Geçen yıl Konya'da sevgilisi tarafından darp edilen kadını kurtarmak için olaya müdahale eden, boğuşma sırasında nefessiz kaldığı için yanındaki bıçağı kullanıp, adamın ölümüne yol açan 20 yaşındaki tıp fakültesi öğrencisi Kadir Şeker'i hatırlarsınız. Olayın ertesi günü bu sütunlarda "Bu davanın takipçisi olacağım. Çünkü ona verilecek ceza, kadına şiddete karşı mücadelenin ve müdahalenin kaderini belirleyecek, içtihat oluşturacak" demiştim. Kadir'e tam 12 buçuk yıl hapis cezası verildi.

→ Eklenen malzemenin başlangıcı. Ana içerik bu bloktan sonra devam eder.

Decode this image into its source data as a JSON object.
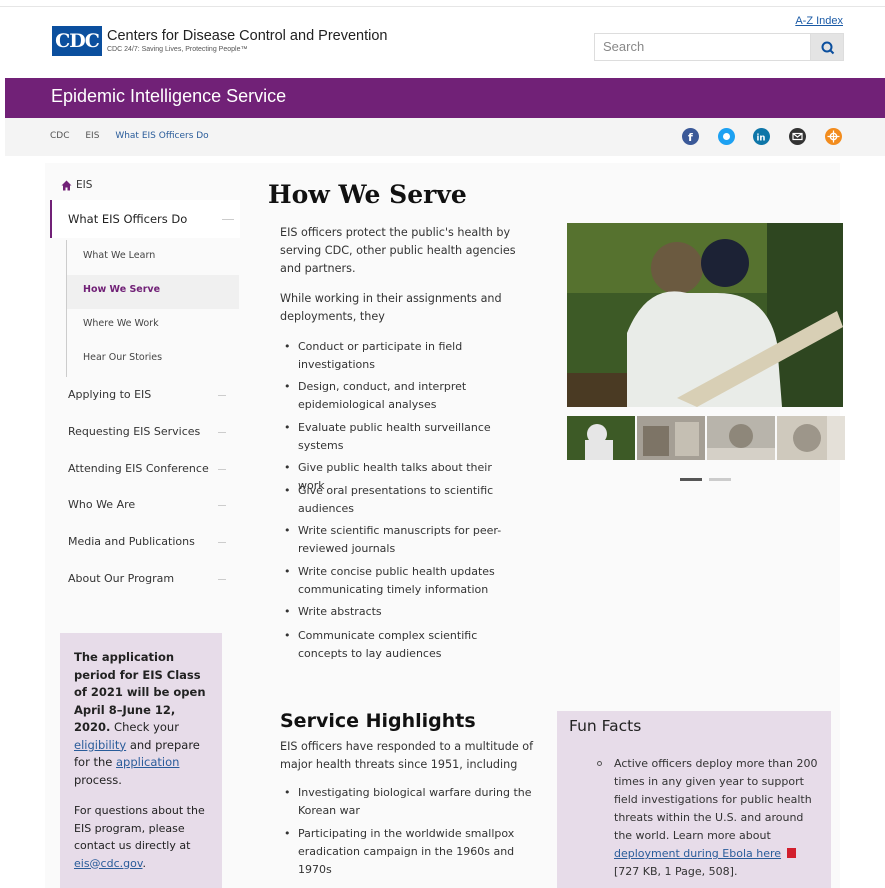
{
  "header": {
    "logo_text": "CDC",
    "site_title": "Centers for Disease Control and Prevention",
    "tagline": "CDC 24/7: Saving Lives, Protecting People™",
    "az_index": "A-Z Index",
    "search_placeholder": "Search"
  },
  "banner": {
    "title": "Epidemic Intelligence Service"
  },
  "breadcrumb": {
    "items": [
      "CDC",
      "EIS",
      "What EIS Officers Do"
    ]
  },
  "social": [
    "facebook-icon",
    "twitter-icon",
    "linkedin-icon",
    "email-icon",
    "syndicate-icon"
  ],
  "sidebar": {
    "home": "EIS",
    "parent": "What EIS Officers Do",
    "sub_items": [
      "What We Learn",
      "How We Serve",
      "Where We Work",
      "Hear Our Stories"
    ],
    "items": [
      "Applying to EIS",
      "Requesting EIS Services",
      "Attending EIS Conference",
      "Who We Are",
      "Media and Publications",
      "About Our Program"
    ],
    "application": {
      "p1_start": "The application period for EIS Class of 2021 will be open April 8–June 12, 2020.",
      "p1_check": " Check your ",
      "eligibility": "eligibility",
      "p1_mid": " and prepare for the ",
      "application": "application",
      "p1_end": " process.",
      "p2": "For questions about the EIS program, please contact us directly at ",
      "email": "eis@cdc.gov",
      "p2_end": "."
    }
  },
  "main": {
    "title": "How We Serve",
    "intro": "EIS officers protect the public's health by serving CDC, other public health agencies and partners.",
    "intro2": "While working in their assignments and deployments, they",
    "bullets": [
      "Conduct or participate in field investigations",
      "Design, conduct, and interpret epidemiological analyses",
      "Evaluate public health surveillance systems",
      "Give public health talks about their work",
      "Give oral presentations to scientific audiences",
      "Write scientific manuscripts for peer-reviewed journals",
      "Write concise public health updates communicating timely information",
      "Write abstracts",
      "Communicate complex scientific concepts to lay audiences"
    ],
    "highlights_title": "Service Highlights",
    "highlights_intro": "EIS officers have responded to a multitude of major health threats since 1951, including",
    "highlights": [
      "Investigating biological warfare during the Korean war",
      "Participating in the worldwide smallpox eradication campaign in the 1960s and 1970s"
    ]
  },
  "fun_facts": {
    "title": "Fun Facts",
    "text": "Active officers deploy more than 200 times in any given year to support field investigations for public health threats within the U.S. and around the world. Learn more about ",
    "link": "deployment during Ebola here",
    "pdf": "[727 KB, 1 Page, 508]",
    "end": "."
  },
  "colors": {
    "brand_purple": "#712177",
    "cdc_blue": "#0b4f9e",
    "link": "#2a5c9a"
  }
}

Önceki gün Yozgat'taki bir olay, ne yazık ki beni haklı çıkardı. Benzincinin marketinde bir adam (!), eski sevgilisini yerlerde sürükleyip, suratına tekmeler atıyordu. Market çalışanları ise o sırada hiçbir şey olmamış gibi rafları düzenlemeye devam ediyorlardı. O da yetmezmiş gibi korkunç darp olayı devam ederken içeriye bir müşteri girdi. Onların yanından geçti, kasaya geldi ve gayet sakin alışverişini yapıp, dışarı çıktı. Saldırgan adam ve mağdur kadın adeta görünmez olmuşlardı. Onları görünmez kılan 'perdenin' adını o anda koydum: "Kadir Şeker Sendromu..."

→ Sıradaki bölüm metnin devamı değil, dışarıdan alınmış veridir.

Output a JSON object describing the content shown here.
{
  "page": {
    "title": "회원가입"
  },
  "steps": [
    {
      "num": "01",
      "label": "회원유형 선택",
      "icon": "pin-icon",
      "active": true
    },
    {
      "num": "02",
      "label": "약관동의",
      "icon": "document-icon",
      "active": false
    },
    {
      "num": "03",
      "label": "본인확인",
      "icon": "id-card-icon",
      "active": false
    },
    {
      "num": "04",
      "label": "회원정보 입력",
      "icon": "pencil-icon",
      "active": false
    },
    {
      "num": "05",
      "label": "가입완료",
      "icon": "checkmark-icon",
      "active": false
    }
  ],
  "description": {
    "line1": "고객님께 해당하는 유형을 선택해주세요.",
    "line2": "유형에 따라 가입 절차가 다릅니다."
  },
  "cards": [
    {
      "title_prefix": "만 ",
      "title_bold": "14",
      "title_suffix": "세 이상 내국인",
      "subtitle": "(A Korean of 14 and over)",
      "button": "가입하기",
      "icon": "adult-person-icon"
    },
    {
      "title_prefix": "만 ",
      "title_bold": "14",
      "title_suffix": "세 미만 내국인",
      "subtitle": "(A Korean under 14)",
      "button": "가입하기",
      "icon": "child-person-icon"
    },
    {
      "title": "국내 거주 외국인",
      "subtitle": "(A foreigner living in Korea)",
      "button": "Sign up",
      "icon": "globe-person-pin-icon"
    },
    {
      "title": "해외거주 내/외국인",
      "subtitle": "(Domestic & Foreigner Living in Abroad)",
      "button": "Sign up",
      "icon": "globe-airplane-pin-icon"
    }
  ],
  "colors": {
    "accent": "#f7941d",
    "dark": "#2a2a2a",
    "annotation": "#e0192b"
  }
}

Korktuğum başıma gelmişti işte. Kadir'in aldığı ceza herkesin kafasının bir köşesine yapışıp kalmıştı. Bu saatten sonra kimse, saldırıya uğrayan bir kadının yardımına koşamayacaktı kolay kolay... Nitekim 'aynen' öyle oldu...
Eşitlik ve adalet
Tam da yukarıdaki yoruma denk düşen bir karikatüre rastladım sosyal medyada. Pek çoğumuz, 'eşitlik' ve 'adalet' kavramlarının aynı şey olduğunu düşünürüz. Bu karikatür ise aralarındaki ayrımı son derece net ve dramatik bir şekilde anlatmış. Her eşitlik, adalet sayılır mıymış, bir bakın bakalım...
Komandoya çok yakıştı
Harmandalı'nı çok severim. Altınoluk'lu eşime jest olsun diye bir hafta ders almış ama düğünde heyecandan becerememiştim...
Zeybek bana göre bir erkeğe en yakışan oyundur. En çok da Ata'ma yakışırdı zaten. Haberlerde izledim. Eğridir Dağ Komando okulunun subay ve öğrencileri, Burdur'daki antik Sagalassos kentini ziyaret etmişler. Çıkışta hep birlikte, kusursuz bir koreografi ile Harmandalı oynamışlar. İzlemeye doyamadım. Bunu akıl eden ve uygulatan komutanlarına kocaman bir helal olsun! Kartal kanadı gibi yana açılan kollar, keskin figürler, yeri titreten diz vurmalar... Bu dans, heybetli komandoya öyle yakıştı ki, haddim olmadan bir öneride bulunmak geldi içimden:
Harmandalı, tıpkı komando yemini gibi kahraman komandonun simgelerinden biri olsun. Eğitim birliklerinde sabah sporuna ısınma niyetiyle hep birlikte oynansın.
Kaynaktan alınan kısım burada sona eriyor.